What is ALS caused by?

ALS occurs when special nerve cells in the brain and spinal cord, known as motor neurons, progressively stop working. Despite immense research into the area, it is still unclear why this occurs. In a minority of patients, the disease is totally hereditary; this is known as ‘familial ALS.’ However, in the majority of people suffering from ALS, the disease is thought to be cause by a mixture of genetic predisposing factors and environmental factors.

What are the symptoms of ALS?

Initial symptoms usually emerge slowly. In the majority of patients, the first symptoms occur in the arms or legs, including weak grip and weakness of the shoulder, ankle and hip. Other initial symptoms include difficulties with swallowing, slurred speech and difficulty breathing due to defective respiratory muscles. These symptoms are ‘non-specific’ as they are indicators of several different diseases, not just ALS.

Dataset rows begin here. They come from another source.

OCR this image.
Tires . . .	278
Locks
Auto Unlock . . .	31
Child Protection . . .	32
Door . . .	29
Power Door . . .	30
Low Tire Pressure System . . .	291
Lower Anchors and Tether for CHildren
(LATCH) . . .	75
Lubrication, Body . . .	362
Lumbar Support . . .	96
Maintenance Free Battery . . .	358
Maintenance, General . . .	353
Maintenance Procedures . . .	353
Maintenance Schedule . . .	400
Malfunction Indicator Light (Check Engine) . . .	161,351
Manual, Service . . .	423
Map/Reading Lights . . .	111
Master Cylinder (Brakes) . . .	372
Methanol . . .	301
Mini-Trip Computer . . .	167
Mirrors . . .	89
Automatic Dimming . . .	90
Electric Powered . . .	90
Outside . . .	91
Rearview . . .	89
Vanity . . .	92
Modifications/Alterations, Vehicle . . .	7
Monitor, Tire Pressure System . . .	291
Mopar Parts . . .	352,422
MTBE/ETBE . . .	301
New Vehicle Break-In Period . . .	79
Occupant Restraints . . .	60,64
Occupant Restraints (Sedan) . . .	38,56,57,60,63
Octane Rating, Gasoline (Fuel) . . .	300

As the condition advances, muscles in the arms and legs become progressively weaker, making it hard to move. Speaking and swallowing becomes difficult, resulting in a build-up of saliva that may drool. In some patients, mental ability is affected, resulting in problems with concentration, decision making and language. Breathing becomes laboured, especially at night and many patients benefit from using a breathing mask.

As the disease reaches its final stages, the individual will likely experience some paralysis and significant shortness of breath. Eventually, breathing assistance can no longer compensate for lost lung function. Eventually, those affected usually fall into a deep sleep, where they pass away peacefully.

How is ALS treated?

Though there is no current cure for ALS, treatment can prolong life and allow you to live more comfortably. Riluzole is the only medication currently known to extend life. In studies it was shown to improve survival by around 2-3 months on average. Other treatments focus on managing symptoms. Muscle cramps are commonly treated by physiotherapy and sometimes quinine. Baclofen may be used to relax muscles and treat spasticity.

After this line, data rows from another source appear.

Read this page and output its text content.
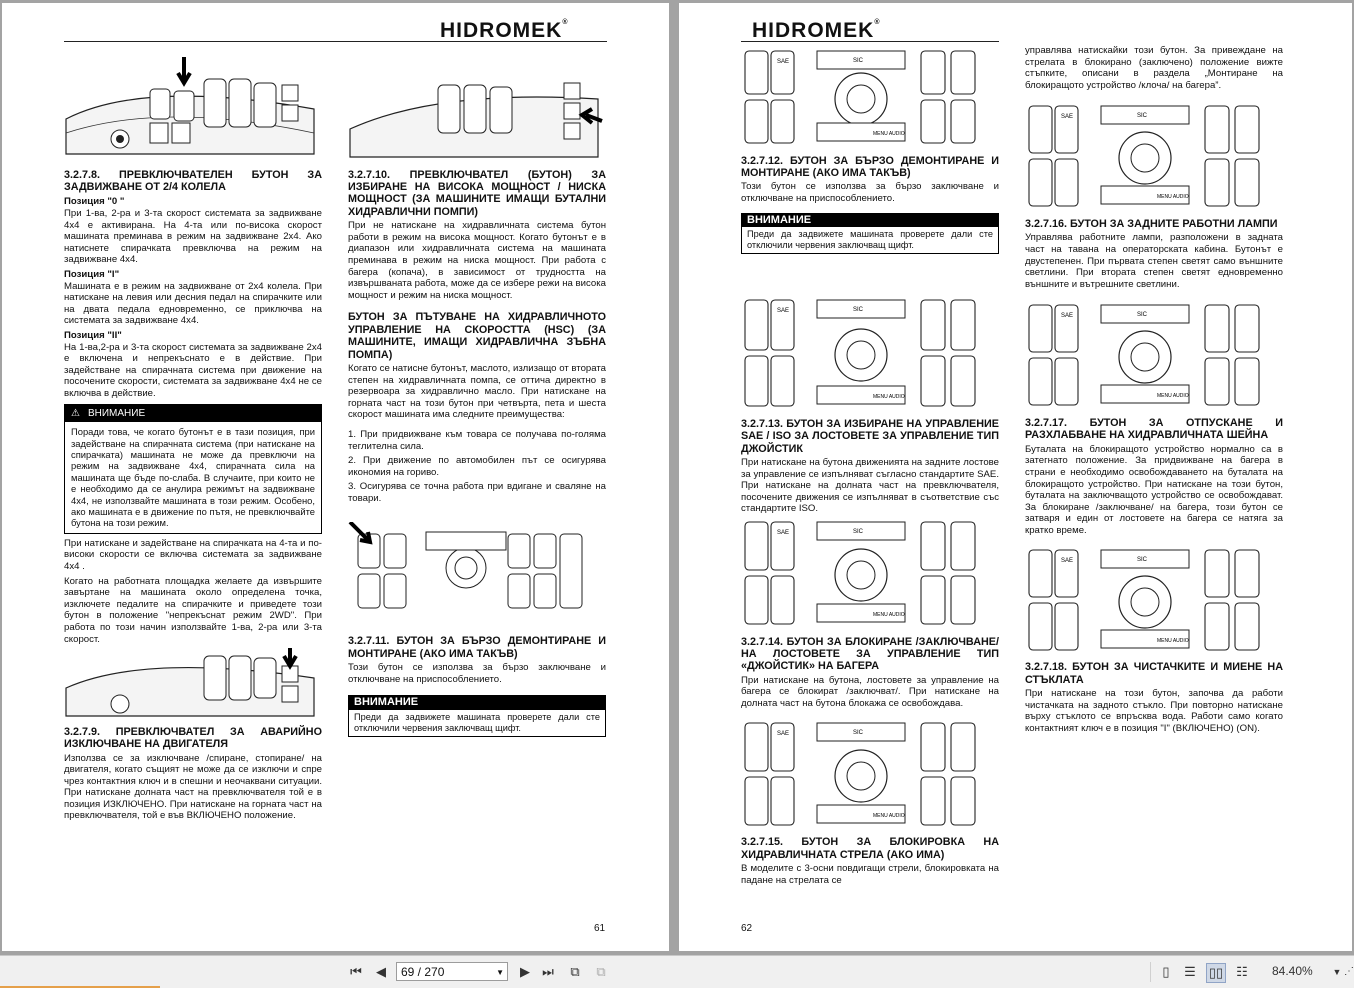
HIDROMEK®
3.2.7.8. ПРЕВКЛЮЧВАТЕЛЕН БУТОН ЗА ЗАДВИЖВАНЕ ОТ 2/4 КОЛЕЛА
Позиция "0 "

При 1-ва, 2-ра и 3-та скорост системата за задвижване 4x4 е активирана. На 4-та или по-високa скорост машината преминава в режим на задвижване 2x4. Ако натиснете спирачката превключва на режим на задвижване 4x4.

Позиция "I"

Машината е в режим на задвижване от 2x4 колела. При натискане на левия или десния педал на спирачките или на двата педала едновременно, се приключва на системата за задвижване 4x4.

Позиция "II"

На 1-ва,2-ра и 3-та скорост системата за задвижване 2x4 е включена и непрекъснато е в действие. При задействане на спирачната система при движение на посочените скорости, системата за задвижване 4x4 не се включва в действие.

⚠ ВНИМАНИЕ
Поради това, че когато бутонът е в тази позиция, при задействане на спирачната система (при натискане на спирачката) машината не може да превключи на режим на задвижване 4x4, спирачната сила на машината ще бъде по-слаба. В случаите, при които не е необходимо да се анулира режимът на задвижване 4x4, не използвайте машината в този режим. Особено, ако машината е в движение по пътя, не превключвайте бутона на този режим.

При натискане и задействане на спирачката на 4-та и по-високи скорости се включва системата за задвижване 4x4 .

Когато на работната площадка желаете да извършите завъртане на машината около определена точка, изключете педалите на спирачките и приведете този бутон в положение "непрекъснат режим 2WD". При работа по този начин използвайте 1-ва, 2-ра или 3-та скорост.

3.2.7.9. ПРЕВКЛЮЧВАТЕЛ ЗА АВАРИЙНО ИЗКЛЮЧВАНЕ НА ДВИГАТЕЛЯ

Използва се за изключване /спиране, стопиране/ на двигателя, когато същият не може да се изключи и спре чрез контактния ключ и в спешни и неочаквани ситуации. При натискане долната част на превключвателя той е в позиция ИЗКЛЮЧЕНО. При натискане на горната част на превключвателя, той е във ВКЛЮЧЕНО положение.

3.2.7.10. ПРЕВКЛЮЧВАТЕЛ (БУТОН) ЗА ИЗБИРАНЕ НА ВИСОКА МОЩНОСТ / НИСКА МОЩНОСТ (ЗА МАШИНИТЕ ИМАЩИ БУТАЛНИ ХИДРАВЛИЧНИ ПОМПИ)

При не натискане на хидравличната система бутон работи в режим на висока мощност. Когато бутонът е в диапазон или хидравличната система на машината преминава в режим на ниска мощност. При работа с багера (копача), в зависимост от трудността на извършваната работа, може да се избере режи на висока мощност и режим на ниска мощност.

БУТОН ЗА ПЪТУВАНЕ НА ХИДРАВЛИЧНОТО УПРАВЛЕНИЕ НА СКОРОСТТА (HSC) (ЗА МАШИНИТЕ, ИМАЩИ ХИДРАВЛИЧНА ЗЪБНА ПОМПА)

Когато се натисне бутонът, маслото, излизащо от втората степен на хидравличната помпа, се оттича директно в резервоара за хидравлично масло. При натискане на горната част на този бутон при четвърта, пета и шеста скорост машината има следните преимущества:

1. При придвижване към товара се получава по-голяма теглителна сила.

2. При движение по автомобилен път се осигурява икономия на гориво.

3. Осигурява се точна работа при вдигане и сваляне на товари.

3.2.7.11. БУТОН ЗА БЪРЗО ДЕМОНТИРАНЕ И МОНТИРАНЕ (АКО ИМА ТАКЪВ)

Този бутон се използва за бързо заключване и отключване на приспособлението.

ВНИМАНИЕ
Преди да задвижете машината проверете дали сте отключили червения заключващ щифт.
61
HIDROMEK®
SAE	SIC
MENU AUDIO
3.2.7.12. БУТОН ЗА БЪРЗО ДЕМОНТИРАНЕ И МОНТИРАНЕ (АКО ИМА ТАКЪВ)

Този бутон се използва за бързо заключване и отключване на приспособлението.

ВНИМАНИЕ
Преди да задвижете машината проверете дали сте отключили червения заключващ щифт.
SAE	SIC
MENU AUDIO
3.2.7.13. БУТОН ЗА ИЗБИРАНЕ НА УПРАВЛЕНИЕ SAE / ISO ЗА ЛОСТОВЕТЕ ЗА УПРАВЛЕНИЕ ТИП ДЖОЙСТИК

При натискане на бутона движенията на задните лостове за управление се изпълняват съгласно стандартите SAE. При натискане на долната част на превключвателя, посочените движения се изпълняват в съответствие със стандартите ISO.

SAE	SIC
MENU AUDIO
3.2.7.14. БУТОН ЗА БЛОКИРАНЕ /ЗАКЛЮЧВАНЕ/ НА ЛОСТОВЕТЕ ЗА УПРАВЛЕНИЕ ТИП «ДЖОЙСТИК» НА БАГЕРА

При натискане на бутона, лостовете за управление на багера се блокират /заключват/. При натискане на долната част на бутона блокажа се освобождава.

SAE	SIC
MENU AUDIO
3.2.7.15. БУТОН ЗА БЛОКИРОВКА НА ХИДРАВЛИЧНАТА СТРЕЛА (АКО ИМА)

В моделите с 3-осни повдигащи стрели, блокировката на падане на стрелата се

управлява натискайки този бутон. За привеждане на стрелата в блокирано (заключено) положение вижте стъпките, описани в раздела „Монтиране на блокиращото устройство /клоча/ на багера”.

SAE	SIC
MENU AUDIO
3.2.7.16. БУТОН ЗА ЗАДНИТЕ РАБОТНИ ЛАМПИ

Управлява работните лампи, разположени в задната част на тавана на операторската кабина. Бутонът е двустепенен. При първата степен светят само външните светлини. При втората степен светят едновременно външните и вътрешните светлини.

SAE	SIC
MENU AUDIO
3.2.7.17. БУТОН ЗА ОТПУСКАНЕ И РАЗХЛАБВАНЕ НА ХИДРАВЛИЧНАТА ШЕЙНА

Буталата на блокиращото устройство нормално са в затегнато положение. За придвижване на багера в страни е необходимо освобождаването на буталата на блокиращото устройство. При натискане на този бутон, буталата на заключващото устройство се освобождават. За блокиране /заключване/ на багера, този бутон се затваря и един от лостовете на багера се натяга за кратко време.

SAE	SIC
MENU AUDIO
3.2.7.18. БУТОН ЗА ЧИСТАЧКИТЕ И МИЕНЕ НА СТЪКЛАТА

При натискане на този бутон, започва да работи чистачката на задното стъкло. При повторно натискане върху стъклото се впръсква вода. Работи само когато контактният ключ е в позиция "I" (ВКЛЮЧЕНО) (ON).

62
⏮	◀	69 / 270	▼	▶ ⏭	⧉	⧉	▯	☰ ▯▯ ☷ 84.40%	▼ ⋰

To manage problems with speech, a speech and language therapist may be helpful in the initial stages and a communication aid might be useful in the latter stages. Swallowing difficulties are frequently managed using a percutaneous endoscopic gastronomy tube which is implanted into your stomach though a small cut in the skin. As breathing difficulties are a major problem, non-invasive mechanical ventilation is used towards the later stages of the disease. This involves room air being pumped gently into the lungs though a mask or nasal tube.